Uma família de ingleses visita o Brasil, aluga um carro, sai do Rio em direção ao litoral sul fluminense e entra por engano em uma favela de Angra dos Reis. O motorista para e pergunta a um morador, com o auxílio de mímicas, onde ele poderia comprar água para suas filhas. O morador imediatamente os avisa do perigo que correm e pede que saiam da comunidade o mais rapidamente possível. Os ingleses, que não falam português, são incapazes de entender o alerta do morador e o motorista prossegue seu percurso dentro da favela. A mensagem não compreendida só fica clara quando seu carro é alvejado pelos tiros dos traficantes, e sua mulher baleada no abdômen. Com muita sorte, eles conseguem fugir dali e a esposa sobrevive.
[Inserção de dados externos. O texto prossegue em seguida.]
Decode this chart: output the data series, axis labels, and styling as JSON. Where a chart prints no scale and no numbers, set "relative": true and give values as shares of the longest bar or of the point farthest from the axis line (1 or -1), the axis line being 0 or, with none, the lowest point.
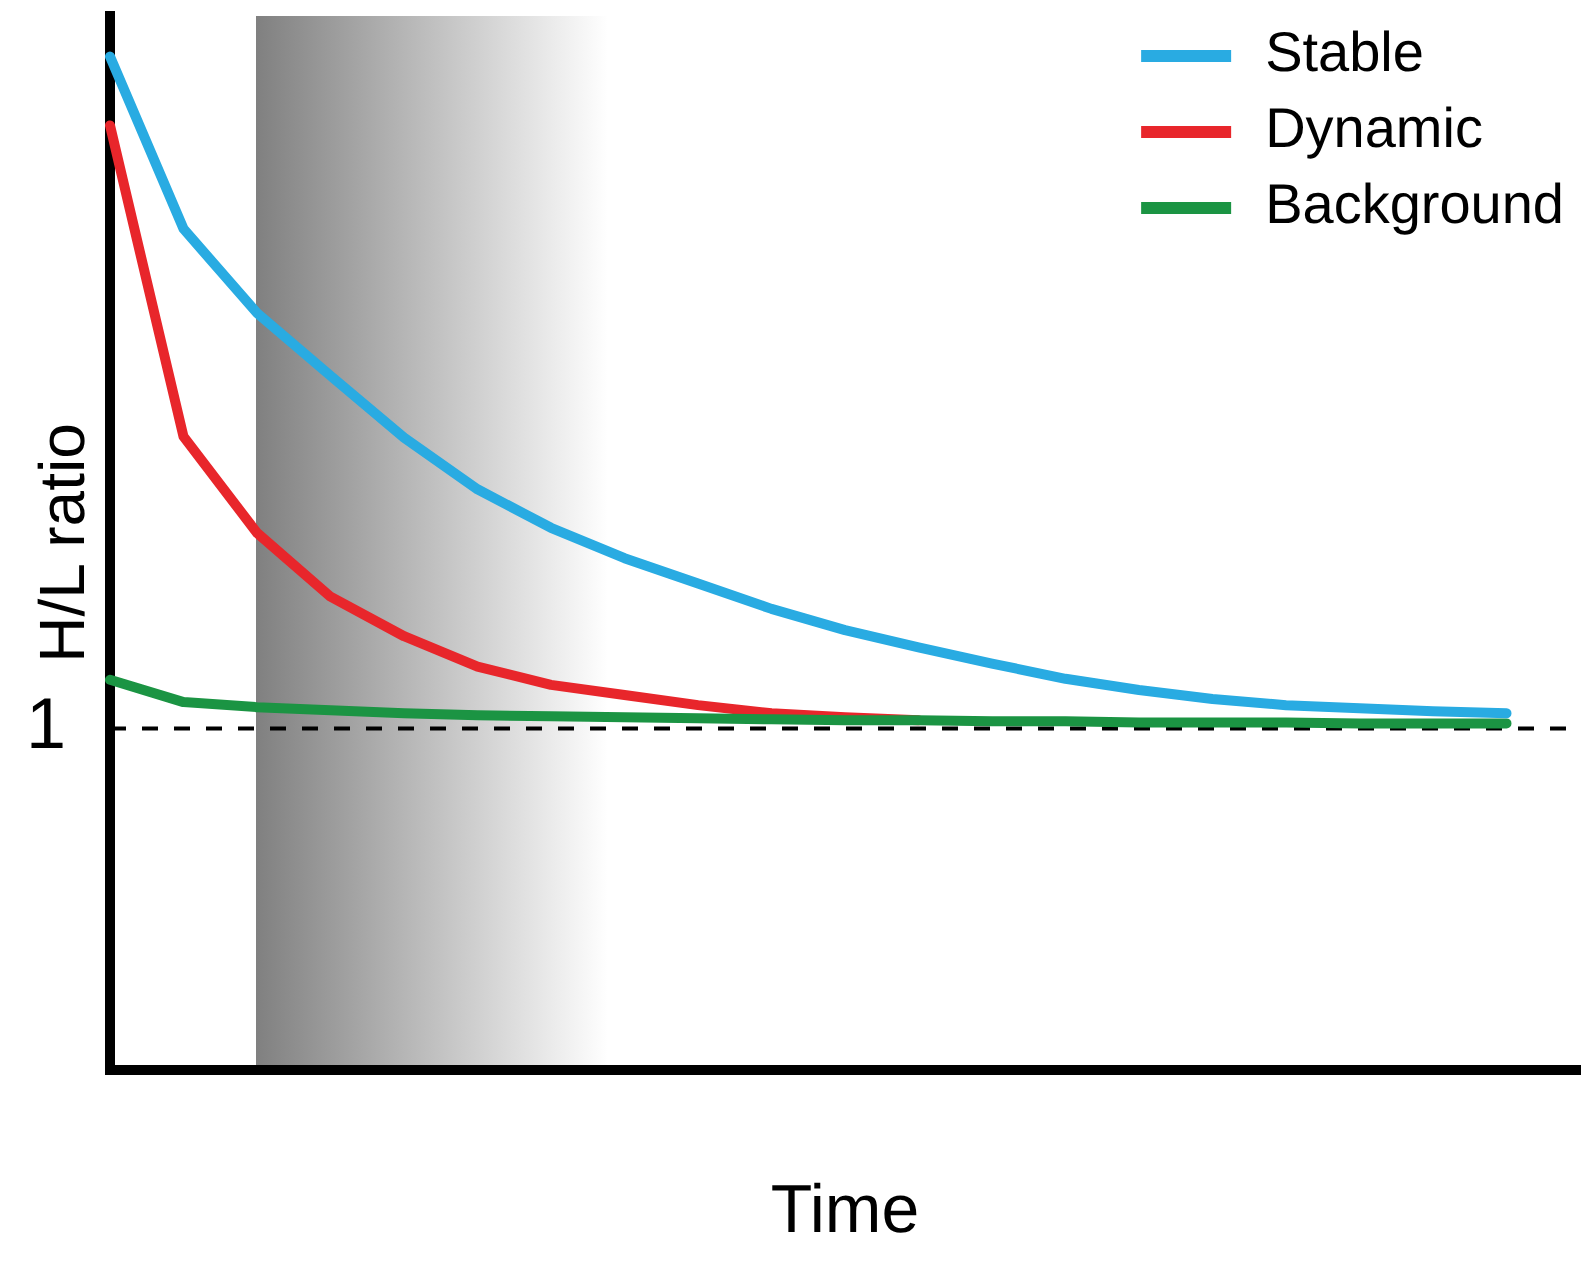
{
  "chart_data": {
    "type": "line",
    "relative": true,
    "xlabel": "Time",
    "ylabel": "H/L ratio",
    "legend": "top right",
    "marker": "none",
    "line_style": "solid",
    "categories": [
      null,
      null,
      null,
      null,
      null,
      null,
      null,
      null,
      null,
      null,
      null,
      null,
      null,
      null,
      null,
      null,
      null,
      null,
      null,
      null,
      null
    ],
    "series": [
      {
        "name": "Stable",
        "color": "#29abe2",
        "values": [
          1.0,
          0.83,
          0.747,
          0.685,
          0.624,
          0.573,
          0.535,
          0.505,
          0.48,
          0.455,
          0.434,
          0.417,
          0.401,
          0.386,
          0.375,
          0.366,
          0.36,
          0.357,
          0.354,
          0.352,
          null
        ]
      },
      {
        "name": "Dynamic",
        "color": "#e8262b",
        "values": [
          0.932,
          0.625,
          0.53,
          0.467,
          0.428,
          0.398,
          0.38,
          0.37,
          0.36,
          0.352,
          0.348,
          0.345,
          null,
          null,
          null,
          null,
          null,
          null,
          null,
          null,
          null
        ]
      },
      {
        "name": "Background",
        "color": "#1b9443",
        "values": [
          0.385,
          0.363,
          0.358,
          0.355,
          0.352,
          0.35,
          0.349,
          0.348,
          0.347,
          0.346,
          0.345,
          0.345,
          0.344,
          0.344,
          0.343,
          0.343,
          0.343,
          0.342,
          0.342,
          0.342,
          null
        ]
      }
    ],
    "ref_lines": [
      {
        "axis": "y",
        "value": 0.337,
        "color": "#000000",
        "line_style": "dashed"
      }
    ],
    "annotations": [
      "1"
    ]
  }
}
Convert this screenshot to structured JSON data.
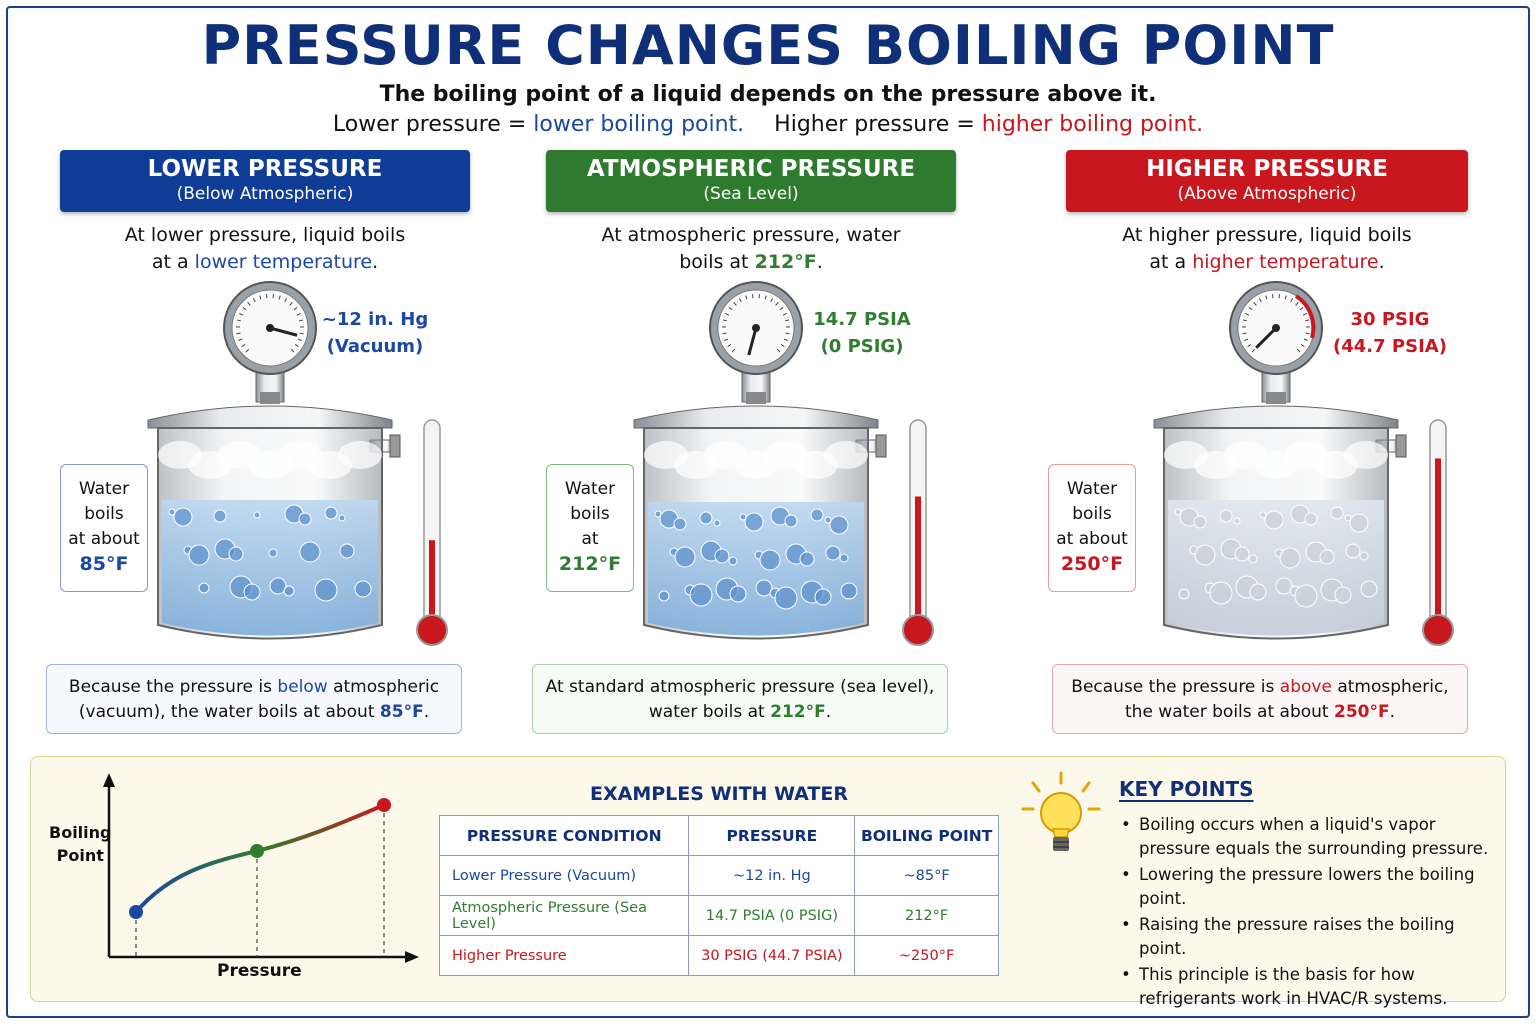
{
  "title": "PRESSURE CHANGES BOILING POINT",
  "subtitle": {
    "line1": "The boiling point of a liquid depends on the pressure above it.",
    "line2_a": "Lower pressure = ",
    "line2_b": "lower boiling point.",
    "line2_c": "Higher pressure = ",
    "line2_d": "higher boiling point."
  },
  "colors": {
    "blue": "#1b48a0",
    "green": "#2f7d2f",
    "red": "#c8171e",
    "title": "#0f2f78"
  },
  "panels": [
    {
      "banner_title": "LOWER PRESSURE",
      "banner_sub": "(Below Atmospheric)",
      "desc_a": "At lower pressure, liquid boils",
      "desc_b": "at a ",
      "desc_c": "lower temperature",
      "desc_d": ".",
      "gauge_1": "~12 in. Hg",
      "gauge_2": "(Vacuum)",
      "side_1": "Water",
      "side_2": "boils",
      "side_3": "at about",
      "side_value": "85°F",
      "note_a": "Because the pressure is ",
      "note_b": "below",
      "note_c": " atmospheric",
      "note_d": "(vacuum), the water boils at about ",
      "note_e": "85°F",
      "note_f": ".",
      "thermometer_level": 0.42
    },
    {
      "banner_title": "ATMOSPHERIC PRESSURE",
      "banner_sub": "(Sea Level)",
      "desc_a": "At atmospheric pressure, water",
      "desc_b": "boils at ",
      "desc_c": "212°F",
      "desc_d": ".",
      "gauge_1": "14.7 PSIA",
      "gauge_2": "(0 PSIG)",
      "side_1": "Water",
      "side_2": "boils",
      "side_3": "at",
      "side_value": "212°F",
      "note_a": "At standard atmospheric pressure (sea level),",
      "note_d": "water boils at ",
      "note_e": "212°F",
      "note_f": ".",
      "thermometer_level": 0.65
    },
    {
      "banner_title": "HIGHER PRESSURE",
      "banner_sub": "(Above Atmospheric)",
      "desc_a": "At higher pressure, liquid boils",
      "desc_b": "at a ",
      "desc_c": "higher temperature",
      "desc_d": ".",
      "gauge_1": "30 PSIG",
      "gauge_2": "(44.7 PSIA)",
      "side_1": "Water",
      "side_2": "boils",
      "side_3": "at about",
      "side_value": "250°F",
      "note_a": "Because the pressure is ",
      "note_b": "above",
      "note_c": " atmospheric,",
      "note_d": "the water boils at about ",
      "note_e": "250°F",
      "note_f": ".",
      "thermometer_level": 0.85
    }
  ],
  "graph": {
    "ylabel_1": "Boiling",
    "ylabel_2": "Point",
    "xlabel": "Pressure"
  },
  "examples": {
    "title": "EXAMPLES WITH WATER",
    "headers": [
      "PRESSURE CONDITION",
      "PRESSURE",
      "BOILING POINT"
    ],
    "rows": [
      [
        "Lower Pressure (Vacuum)",
        "~12 in. Hg",
        "~85°F"
      ],
      [
        "Atmospheric Pressure (Sea Level)",
        "14.7 PSIA (0 PSIG)",
        "212°F"
      ],
      [
        "Higher Pressure",
        "30 PSIG (44.7 PSIA)",
        "~250°F"
      ]
    ]
  },
  "key_points": {
    "title": "KEY POINTS",
    "items": [
      "Boiling occurs when a liquid's vapor pressure equals the surrounding pressure.",
      "Lowering the pressure lowers the boiling point.",
      "Raising the pressure raises the boiling point.",
      "This principle is the basis for how refrigerants work in HVAC/R systems."
    ]
  }
}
Será que, em uma próxima viagem, esses mesmos turistas vão aprender português antes de visitar o Brasil novamente ou, simplesmente, optarão por um país no qual o fato de não conhecerem a língua local jamais possa fazê-los voltar para casa dentro de esquifes?
No final de junho, uma mulher grávida com quase nove meses de gestação foi atingida por uma bala perdida durante um tiroteio na entrada de uma favela da baixada fluminense. A bala perfurou os pulmões de seu bebê, até então absolutamente saudável, e o fez agonizar durante algumas semanas, até que não mais resistiu e morreu. A mãe a quem foi negado o direito de dar à luz seu próprio filho é brasileira, fala português, e sempre soube dos riscos de se viver em um país no qual os chefes do tráfico ditam normas, fazem leis e têm representantes em todas as esferas de governo. Diferentemente dos ingleses, para essa mãe, voltar para casa não faz com que ela se sinta segura. Ao contrário, voltar significa estar ainda mais perto daqueles que destruíram seus sonhos, suas esperanças, sua vida. Mas, que escolha ela tem?
Casos como esses ocorrem dezenas de vezes a cada dia no Brasil. Ocorrem com tanta frequência que nem damos a eles a devida atenção, a merecida repulsa, a justa indignação. Mas as vítimas que falam português, na imensa maioria das vezes, não têm a quem recorrer nem para onde voltar em segurança. O estado que deveria lhes amparar não é capaz de garantir o mínimo necessário para que elas voltem a se sentir em casa, não é capaz de lhes dar sequer a falsa sensação de que tais eventos são esporádicos e jamais voltarão a ocorrer. A maior parte de seus compatriotas apenas se degladia, de acordo com os interesses da ocasião, culpando ou eximindo de culpa o governo, a polícia, o bandido, a sociedade, o sistema ou até a própria vítima. As mesmas atitudes e interesses se repetem na cobertura que as diversas mídias procuram dar aos casos de maior visibilidade. E aqueles poucos que realmente buscam propor soluções para um problema tão crônico são massacrados pelas correntes ideológicas retrógradas, dominadas pela ditadura do “politicamente correto” ou pela truculência do “olho por (muitos) olhos”. Pobre país sem rumo…
Enquanto isso, a vítima que tem a sorte de sobreviver e de voltar pra casa, continua sendo desamparadamente identificada, catalogada e transformada em números estatísticos ou em reportagens de televisão, ao mesmo tempo em que lamenta, cada vez mais, sua capacidade de entender tudo o que os demais brasileiros dizem a seu respeito!